Small Talk: Troubled EasyScreen ready for takeover talks
Shellwallah venture - Antisoma campaign - Stream surges - Clarity's sushi order - Matrix acquisition
Monday 15 November 2004
Easyscreen, the derivatives trading software company which went to the brink of bankruptcy in September, is ready to make management changes and enter takeover talks that could boost the company's beleaguered share price.
Royalblue, the share trading software company that is looking to expand into derivatives, is considering making an approach, with initial contact coming as early as this week, according to those who know EasyScreen well.
It is also believed that Philip Docker, the former London International Financial Futures Exchange trader who founded EasyScreen in 1998, is ready to split the roles of chairman and chief executive to placate investors. They have watched as the company repeatedly missed its financial targets and was forced to admit it would run out of money at the end of September. In the end, it raised £3.5m in a placing announced on 28 September.
Since then, Easyscreen has announced a big new customer in the shape of Man Financial, a division of the FTSE 100 hedge fund manager Man Group.

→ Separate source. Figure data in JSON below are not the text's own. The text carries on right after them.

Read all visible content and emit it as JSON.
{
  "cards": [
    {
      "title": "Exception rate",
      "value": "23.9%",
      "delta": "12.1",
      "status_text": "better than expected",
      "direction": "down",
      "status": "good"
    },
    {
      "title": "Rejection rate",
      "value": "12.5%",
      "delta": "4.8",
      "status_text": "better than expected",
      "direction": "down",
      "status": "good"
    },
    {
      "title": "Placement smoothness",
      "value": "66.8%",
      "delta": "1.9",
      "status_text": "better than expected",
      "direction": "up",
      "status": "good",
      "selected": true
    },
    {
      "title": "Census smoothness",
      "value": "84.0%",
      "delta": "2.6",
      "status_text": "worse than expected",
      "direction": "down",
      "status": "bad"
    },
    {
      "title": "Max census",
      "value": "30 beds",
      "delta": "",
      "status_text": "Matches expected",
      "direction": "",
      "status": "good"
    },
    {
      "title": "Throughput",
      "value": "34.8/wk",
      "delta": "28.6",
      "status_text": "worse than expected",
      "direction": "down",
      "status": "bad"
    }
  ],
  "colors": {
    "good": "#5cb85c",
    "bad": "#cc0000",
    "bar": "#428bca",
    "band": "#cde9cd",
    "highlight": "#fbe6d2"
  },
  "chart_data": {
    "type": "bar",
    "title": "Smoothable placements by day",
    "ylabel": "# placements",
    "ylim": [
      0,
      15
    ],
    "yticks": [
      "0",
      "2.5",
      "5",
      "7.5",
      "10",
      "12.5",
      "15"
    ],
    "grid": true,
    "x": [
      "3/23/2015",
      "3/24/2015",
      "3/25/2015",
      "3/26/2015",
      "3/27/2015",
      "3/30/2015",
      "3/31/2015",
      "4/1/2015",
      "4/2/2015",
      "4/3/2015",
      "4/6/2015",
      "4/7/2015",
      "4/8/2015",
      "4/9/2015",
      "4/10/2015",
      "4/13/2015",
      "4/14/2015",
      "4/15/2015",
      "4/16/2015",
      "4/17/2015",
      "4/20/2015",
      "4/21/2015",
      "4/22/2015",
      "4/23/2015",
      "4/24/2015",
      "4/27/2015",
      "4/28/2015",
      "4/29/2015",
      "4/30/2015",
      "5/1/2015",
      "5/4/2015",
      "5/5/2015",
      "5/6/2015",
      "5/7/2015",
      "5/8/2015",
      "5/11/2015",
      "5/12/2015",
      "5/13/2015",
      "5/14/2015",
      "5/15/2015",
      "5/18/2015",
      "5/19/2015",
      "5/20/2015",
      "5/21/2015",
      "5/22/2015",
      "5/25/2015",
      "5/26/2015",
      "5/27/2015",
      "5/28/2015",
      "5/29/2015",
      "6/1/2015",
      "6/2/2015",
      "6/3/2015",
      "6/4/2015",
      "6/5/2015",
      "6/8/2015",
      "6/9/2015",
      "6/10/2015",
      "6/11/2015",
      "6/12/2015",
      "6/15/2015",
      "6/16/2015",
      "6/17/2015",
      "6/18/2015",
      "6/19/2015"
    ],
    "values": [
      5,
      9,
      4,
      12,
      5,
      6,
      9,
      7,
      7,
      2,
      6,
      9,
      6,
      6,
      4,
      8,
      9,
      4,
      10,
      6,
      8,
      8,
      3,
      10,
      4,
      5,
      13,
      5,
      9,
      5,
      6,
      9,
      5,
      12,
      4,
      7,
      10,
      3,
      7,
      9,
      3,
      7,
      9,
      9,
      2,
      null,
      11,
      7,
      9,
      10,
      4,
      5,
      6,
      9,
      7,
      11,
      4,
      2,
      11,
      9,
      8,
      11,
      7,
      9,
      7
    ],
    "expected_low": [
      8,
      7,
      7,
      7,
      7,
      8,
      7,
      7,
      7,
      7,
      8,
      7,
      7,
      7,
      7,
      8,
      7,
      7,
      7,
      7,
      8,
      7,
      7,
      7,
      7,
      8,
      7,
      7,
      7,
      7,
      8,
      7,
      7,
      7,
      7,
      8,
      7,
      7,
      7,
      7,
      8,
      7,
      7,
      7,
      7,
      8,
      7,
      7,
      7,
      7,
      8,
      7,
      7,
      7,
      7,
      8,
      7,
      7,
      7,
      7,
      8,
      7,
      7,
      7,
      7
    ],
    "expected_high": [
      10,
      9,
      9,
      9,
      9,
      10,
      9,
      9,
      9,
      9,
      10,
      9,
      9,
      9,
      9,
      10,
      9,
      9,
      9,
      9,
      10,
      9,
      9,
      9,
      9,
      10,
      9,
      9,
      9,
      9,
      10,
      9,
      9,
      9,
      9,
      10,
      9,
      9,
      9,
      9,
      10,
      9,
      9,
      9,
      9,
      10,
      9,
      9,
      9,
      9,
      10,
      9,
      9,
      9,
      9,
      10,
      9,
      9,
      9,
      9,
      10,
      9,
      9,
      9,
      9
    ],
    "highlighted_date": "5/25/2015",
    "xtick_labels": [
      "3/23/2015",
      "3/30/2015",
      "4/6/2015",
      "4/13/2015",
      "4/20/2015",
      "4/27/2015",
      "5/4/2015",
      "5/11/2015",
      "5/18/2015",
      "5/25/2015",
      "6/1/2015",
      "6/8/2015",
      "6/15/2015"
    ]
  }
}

Haresh Kanabar, self-styled "shellwallah", is at it again with the creation of a shell company to invest in Indian call centres and other firms on the subcontinent which provide outsourcing services to multinationals. Indian Outsourcing Services, which is raising £500,000, is the latest of several ventures this year with his partner Nigel Robertson, the founder of Scoot.com and now a Monaco-based serial investor. One shell company created by Mr Kanabar alone, Hightower Construction, suggests he is worth backing. Last week, Hightower bought its first business, Greenfield, which does groundworks - roads and foundations - for housebuilders. The share price is now 12.5p compared with 5p at flotation and it looks to have got a bargain paying £1.8m for Greenfield, a business with £500,000 of pre-tax profit. And there ought to be more acquisitions to come, with the ambition of creating a nationwide groundworks company providing services to housebuilders and utilities.
More buyers than sellers, is the flip way to explain share price rises, but it is also the only one which can be absolutely true. Which is why management sometimes embark on City charm offensives, collaring investors to insist on the merits of their company and its shares in the hope of persuading people to buy a few. Glyn Edwards, chief executive of Antisoma, was conducting his own "get out the vote" campaign either side of the American election, with the result that the biotech company's shares are up by a third in recent weeks. There might be just a hint of takeover speculation in there too: Antisoma's own broker has tipped it as a potential target for the acquisitive Vernalis, while industry executives think a bid from the US is possible if the shares continue to languish. The company is valued at £45m, compared with cash resources of about £35m.
The launch of the mighty Vodafone's third generation 3G mobile phones ought to mean the coming of age of interactive phone services. Already little Stream Group, which provides content including ringtones, wallpapers and video clips, has seen surging profits as more people get more advanced phones. These phones are likely to be a big-selling Christmas gift, and Stream is working on new gambling services such as phone poker in association with one of the internet's big poker sites. Stream shares could be just as lucrative an investment next year as this.
Clarity's sushi order
Clarity Commerce, whose software helps chains of restaurants, hotels and cinemas to operate more efficiently by combining information from different sites, has won a new customer, the 19-strong Yo! Sushi chain. So far, so ordinary. But Yo! Sushi's financial director, Zoe Tindall, has come out with an unusually gushing tribute to Clarity. In a highly competitive market for this sort of software, such tributes matter. She writes: "After a long search for a partner who could adapt to some of our unique operations, we found Clarity to be the only company who could offer the working partnership that Yo! Sushi required. Clarity is able to adapt off-the-shelf products to our needs and still retain the ease of use for the staff while giving head office the reporting to make timely decisions about the business."
Matrix Communications is about to make its biggest acquisition to date as it tries to turn itself into a rival to Vanco, providing companies with services that help to manage their computer and telephone networks. It is paying £12m for Network Partners, a company established in 1999 and one of the big re-sellers of BT services.